In 'The Unwanted Jew: The search for acceptance,' self-published in 2014, Rosa Sacharin tells the story of her life. She contextualises that story by first sketching the history of Berlin and of the Jews in Berlin, and her own family's history. The book has elements of both personal and historical narrative: the title conveys the relationship between those elements.
In the preface, she notes that she wrote the book especially for her two daughters and her grandson. The book conveys the impact of her childhood experiences of distress, separation, and loss, on her later life. She was cared for in Jewish children's homes and a Jewish orphanage from the age of three to 13, following her parents' separation. She recounts the rise of Nazi power and its impact on her family, and on those institutions. Her father was imprisoned on political grounds and later died in a concentration camp. Her brother also died in the holocaust; Rosa spent years trying to establish where. Her mother survived the war in Berlin, joining Rosa and her sister in Glasgow in 1947. She lived near Rosa's family till near the end of her life, severely affected by the traumas she had endured.

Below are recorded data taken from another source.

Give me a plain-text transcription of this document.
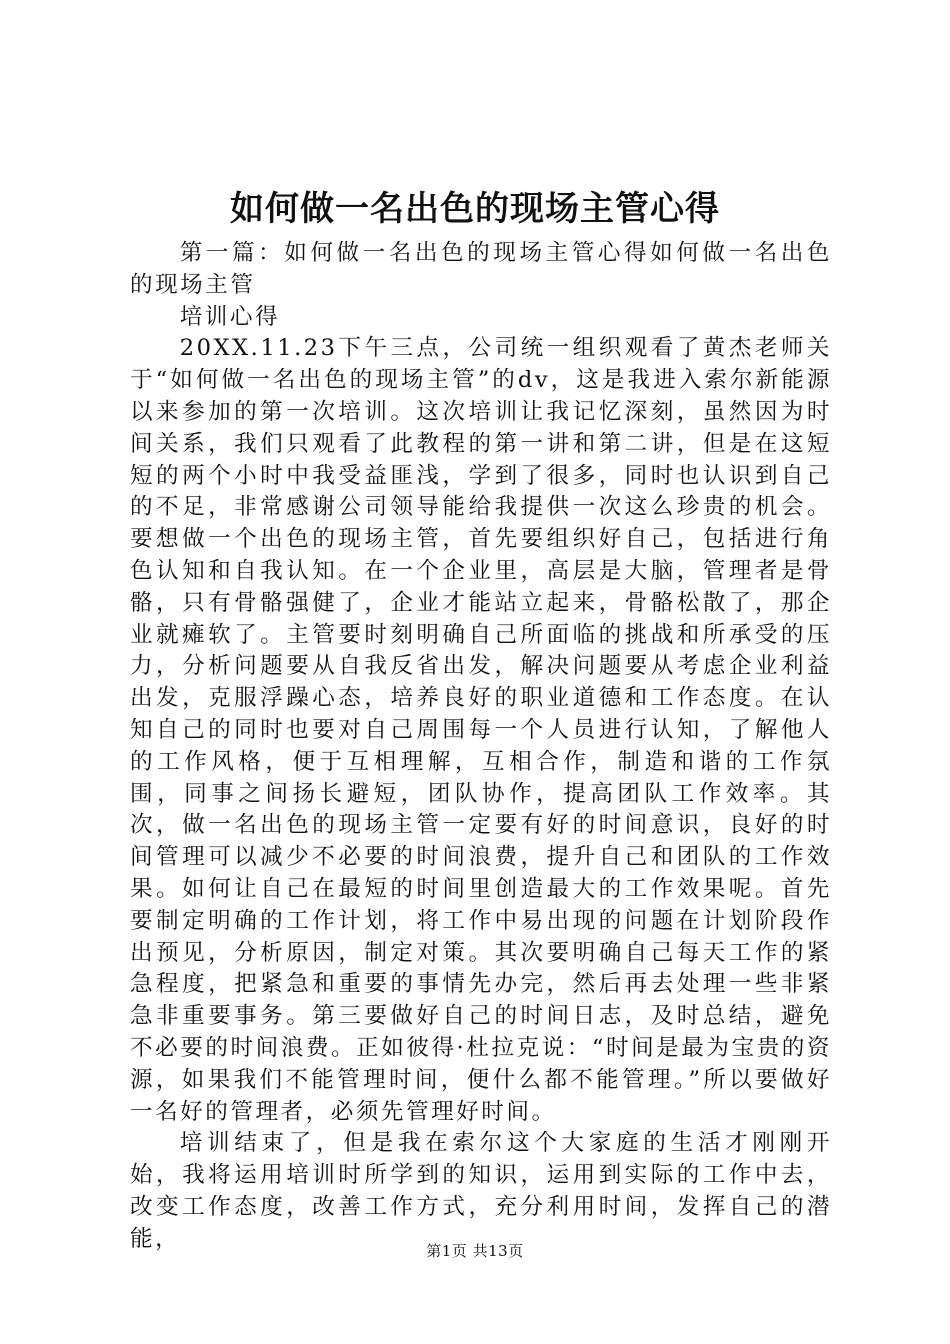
如何做一名出色的现场主管心得

第一篇：如何做一名出色的现场主管心得如何做一名出色的现场主管

培训心得

20XX.11.23下午三点，公司统一组织观看了黄杰老师关于“如何做一名出色的现场主管”的dv，这是我进入索尔新能源以来参加的第一次培训。这次培训让我记忆深刻，虽然因为时间关系，我们只观看了此教程的第一讲和第二讲，但是在这短短的两个小时中我受益匪浅，学到了很多，同时也认识到自己的不足，非常感谢公司领导能给我提供一次这么珍贵的机会。要想做一个出色的现场主管，首先要组织好自己，包括进行角色认知和自我认知。在一个企业里，高层是大脑，管理者是骨骼，只有骨骼强健了，企业才能站立起来，骨骼松散了，那企业就瘫软了。主管要时刻明确自己所面临的挑战和所承受的压力，分析问题要从自我反省出发，解决问题要从考虑企业利益出发，克服浮躁心态，培养良好的职业道德和工作态度。在认知自己的同时也要对自己周围每一个人员进行认知，了解他人的工作风格，便于互相理解，互相合作，制造和谐的工作氛围，同事之间扬长避短，团队协作，提高团队工作效率。其次，做一名出色的现场主管一定要有好的时间意识，良好的时间管理可以减少不必要的时间浪费，提升自己和团队的工作效果。如何让自己在最短的时间里创造最大的工作效果呢。首先要制定明确的工作计划，将工作中易出现的问题在计划阶段作出预见，分析原因，制定对策。其次要明确自己每天工作的紧急程度，把紧急和重要的事情先办完，然后再去处理一些非紧急非重要事务。第三要做好自己的时间日志，及时总结，避免不必要的时间浪费。正如彼得·杜拉克说：“时间是最为宝贵的资源，如果我们不能管理时间，便什么都不能管理。”所以要做好一名好的管理者，必须先管理好时间。

培训结束了，但是我在索尔这个大家庭的生活才刚刚开始，我将运用培训时所学到的知识，运用到实际的工作中去，改变工作态度，改善工作方式，充分利用时间，发挥自己的潜能，	第1页 共13页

Rosa has played important roles in Jewish refugee communities and societies in Glasgow, Scotland and the UK, and in the creation and maintenance of those Jewish communities' archives. She recounts one singularly significant act of memory. Rosa travelled to Germany in 1966 to see the Catholic woman who had been an important carer for her as a child in Jewish care homes in Berlin, who entrusted to Rosa photographs and memorabilia from those homes. In 2000, Rosa donated these artefacts to the then-new Jewish Museum Berlin, where they became part of the exhibits.
In one of her textbooks, Rosa invited readers to consider the experience of a child coming to hospital, and the experience of the paediatric nurse responsible for meeting the child's needs:
It is important to remember that the child has suddenly been uprooted and placed into an environment which is both strange and frightening to him…If the child shows obvious signs of illness, it is comparatively easy for the nurse to be compassionate…Greater difficulty is experienced with the child, coming to the hospital, who is active, resentful and frightened or timid and frightened.

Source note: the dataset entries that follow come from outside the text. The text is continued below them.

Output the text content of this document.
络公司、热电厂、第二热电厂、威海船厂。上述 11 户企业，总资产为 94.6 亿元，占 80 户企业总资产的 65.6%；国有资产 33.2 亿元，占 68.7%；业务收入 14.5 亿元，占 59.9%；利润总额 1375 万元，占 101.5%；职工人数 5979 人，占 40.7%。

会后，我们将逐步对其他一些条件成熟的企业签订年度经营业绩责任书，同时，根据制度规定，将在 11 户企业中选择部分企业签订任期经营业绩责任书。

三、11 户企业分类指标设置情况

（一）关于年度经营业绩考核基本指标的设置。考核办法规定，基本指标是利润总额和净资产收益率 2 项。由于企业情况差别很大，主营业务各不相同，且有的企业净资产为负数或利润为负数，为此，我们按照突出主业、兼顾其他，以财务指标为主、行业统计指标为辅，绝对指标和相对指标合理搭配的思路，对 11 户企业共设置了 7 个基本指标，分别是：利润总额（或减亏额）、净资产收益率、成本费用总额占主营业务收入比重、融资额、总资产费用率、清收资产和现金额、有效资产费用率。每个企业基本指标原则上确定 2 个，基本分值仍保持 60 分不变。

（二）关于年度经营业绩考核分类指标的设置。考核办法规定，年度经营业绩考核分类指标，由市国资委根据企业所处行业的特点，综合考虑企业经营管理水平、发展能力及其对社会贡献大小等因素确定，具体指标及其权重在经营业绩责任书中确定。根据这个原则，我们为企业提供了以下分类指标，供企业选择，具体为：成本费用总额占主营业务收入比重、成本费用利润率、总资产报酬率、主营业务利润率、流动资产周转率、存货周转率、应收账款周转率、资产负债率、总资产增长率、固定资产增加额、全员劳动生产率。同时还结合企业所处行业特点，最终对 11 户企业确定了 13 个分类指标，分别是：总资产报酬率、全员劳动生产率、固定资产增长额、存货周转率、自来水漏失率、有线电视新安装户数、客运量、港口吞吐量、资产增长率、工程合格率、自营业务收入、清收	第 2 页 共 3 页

At one stage in her work, Rosa experienced significant difficulties in understanding and responding to the mother-child dyad. She sought help with this from Dr Winifred Rushforth, pioneer of Edinburgh's family- and community-focused Davidson Clinic and Wellspring. The significance of that relationship was deepened when Rosa asked Rushforth to help her mother. Rushforth's intervention helped Rosa's mother find work in a Jewish restaurant and a valued connection with the Glasgow Jewish community.
Rosa brought much of value when she came to Scotland in 1938. She has given – and still gives – much through community, public and professional service. 'The Unwanted Jew' is a unique document and resource for thinking and feeling more deeply about those seeking acceptance: what they may bring and what we may bring to them.
Rosa, Annie and Lisbeth let us see how much potential refugees have to contribute, but their stories also show some of the challenges they faced. They invite us to respond to refugees now in the light of what these women – their lives and work – have taught us, and can still teach us.